Corals, those vibrant animals that make up coral reefs, are another animal group that depends on a partnership with microscopic algae. The algae, called zooxanthellae, are able to conduct photosynthesis (the plant-cell process that makes sugar from sunlight), and they provide the corals with food in return for a safe place to live. Zooxanthellae also give coral reefs their distinctive bright colors; in fact, when corals become stressed, the animals push the algae off and turn white in a phenomenon known as coral bleaching.

Lichen: they’re little plants that grow on trees and rocks, right? Wrong. Lichen are actually formed by collaboration; colonies of microscopic algae live inside of fungi, with each organism providing the other with nutrients. And the interaction is even more complex than that, as Ed Yong described in a 2019 Atlantic article: some lichen colonies are harboring multiple fungi species, and scientists are still working to understand the role of each one.

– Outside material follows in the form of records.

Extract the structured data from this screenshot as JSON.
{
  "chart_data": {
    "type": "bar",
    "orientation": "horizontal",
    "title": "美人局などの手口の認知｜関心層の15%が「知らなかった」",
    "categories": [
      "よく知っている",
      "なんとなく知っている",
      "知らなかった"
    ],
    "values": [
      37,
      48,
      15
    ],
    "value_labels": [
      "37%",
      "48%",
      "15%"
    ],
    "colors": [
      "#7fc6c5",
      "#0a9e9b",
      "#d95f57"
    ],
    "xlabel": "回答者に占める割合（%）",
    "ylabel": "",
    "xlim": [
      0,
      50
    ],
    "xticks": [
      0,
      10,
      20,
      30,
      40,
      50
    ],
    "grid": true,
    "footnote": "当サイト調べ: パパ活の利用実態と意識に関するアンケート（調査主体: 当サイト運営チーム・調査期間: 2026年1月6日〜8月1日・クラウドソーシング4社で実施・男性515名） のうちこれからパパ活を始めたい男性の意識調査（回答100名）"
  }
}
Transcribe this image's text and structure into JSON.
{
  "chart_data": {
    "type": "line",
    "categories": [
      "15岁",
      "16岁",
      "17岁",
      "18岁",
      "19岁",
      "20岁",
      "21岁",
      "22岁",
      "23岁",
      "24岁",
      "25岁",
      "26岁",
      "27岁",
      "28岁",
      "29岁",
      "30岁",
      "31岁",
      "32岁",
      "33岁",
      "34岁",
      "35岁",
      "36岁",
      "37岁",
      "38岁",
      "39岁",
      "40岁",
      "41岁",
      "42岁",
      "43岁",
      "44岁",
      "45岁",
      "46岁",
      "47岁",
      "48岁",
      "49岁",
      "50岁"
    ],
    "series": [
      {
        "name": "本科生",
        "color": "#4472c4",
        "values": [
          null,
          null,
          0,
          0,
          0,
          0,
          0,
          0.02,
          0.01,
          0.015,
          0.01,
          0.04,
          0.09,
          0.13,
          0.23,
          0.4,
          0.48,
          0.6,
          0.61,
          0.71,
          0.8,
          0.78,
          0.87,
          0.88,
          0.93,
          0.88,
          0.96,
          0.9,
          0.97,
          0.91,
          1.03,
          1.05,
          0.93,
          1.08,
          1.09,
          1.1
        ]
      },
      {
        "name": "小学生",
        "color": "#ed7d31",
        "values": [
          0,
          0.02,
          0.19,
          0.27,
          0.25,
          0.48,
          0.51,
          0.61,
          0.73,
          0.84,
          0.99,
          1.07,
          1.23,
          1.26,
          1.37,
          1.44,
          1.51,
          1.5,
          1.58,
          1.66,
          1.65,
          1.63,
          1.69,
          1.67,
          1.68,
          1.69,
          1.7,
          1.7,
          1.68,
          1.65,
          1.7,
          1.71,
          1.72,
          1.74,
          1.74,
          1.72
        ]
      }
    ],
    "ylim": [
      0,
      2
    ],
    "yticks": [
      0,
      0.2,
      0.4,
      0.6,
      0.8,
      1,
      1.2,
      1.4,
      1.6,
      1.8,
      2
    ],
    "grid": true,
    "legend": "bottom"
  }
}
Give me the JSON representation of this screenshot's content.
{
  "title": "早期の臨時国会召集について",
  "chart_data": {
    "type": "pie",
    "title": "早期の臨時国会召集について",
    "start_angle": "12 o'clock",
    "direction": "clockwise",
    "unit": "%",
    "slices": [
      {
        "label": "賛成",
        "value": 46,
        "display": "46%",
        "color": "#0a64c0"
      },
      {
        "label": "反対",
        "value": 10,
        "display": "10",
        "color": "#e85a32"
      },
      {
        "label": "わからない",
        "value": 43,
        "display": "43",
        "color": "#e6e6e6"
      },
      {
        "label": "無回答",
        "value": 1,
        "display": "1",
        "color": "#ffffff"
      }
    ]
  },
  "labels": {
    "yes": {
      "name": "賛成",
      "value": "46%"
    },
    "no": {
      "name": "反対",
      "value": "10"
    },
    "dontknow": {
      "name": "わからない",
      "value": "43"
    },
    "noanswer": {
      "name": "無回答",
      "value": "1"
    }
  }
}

The last mutualism in this story actually helped build plant and animal life as we know it. Biologists hypothesize that both the mitochondrion, a tiny apparatus in our cells that makes energy (also known as the “powerhouse of the cell”), and the chloroplast, a similar apparatus specific to plant cells that turns the sun’s light into food, were both once independent cells.

These independent cells were engulfed by host cells, and inside their hosts, tiny invaders took advantage of the new, safer living environment while providing these hosts with energy. That partnership, which biologists call the Endosymbiotic Theory, evolved into the complex eukaryotic cells that make up our bodies today.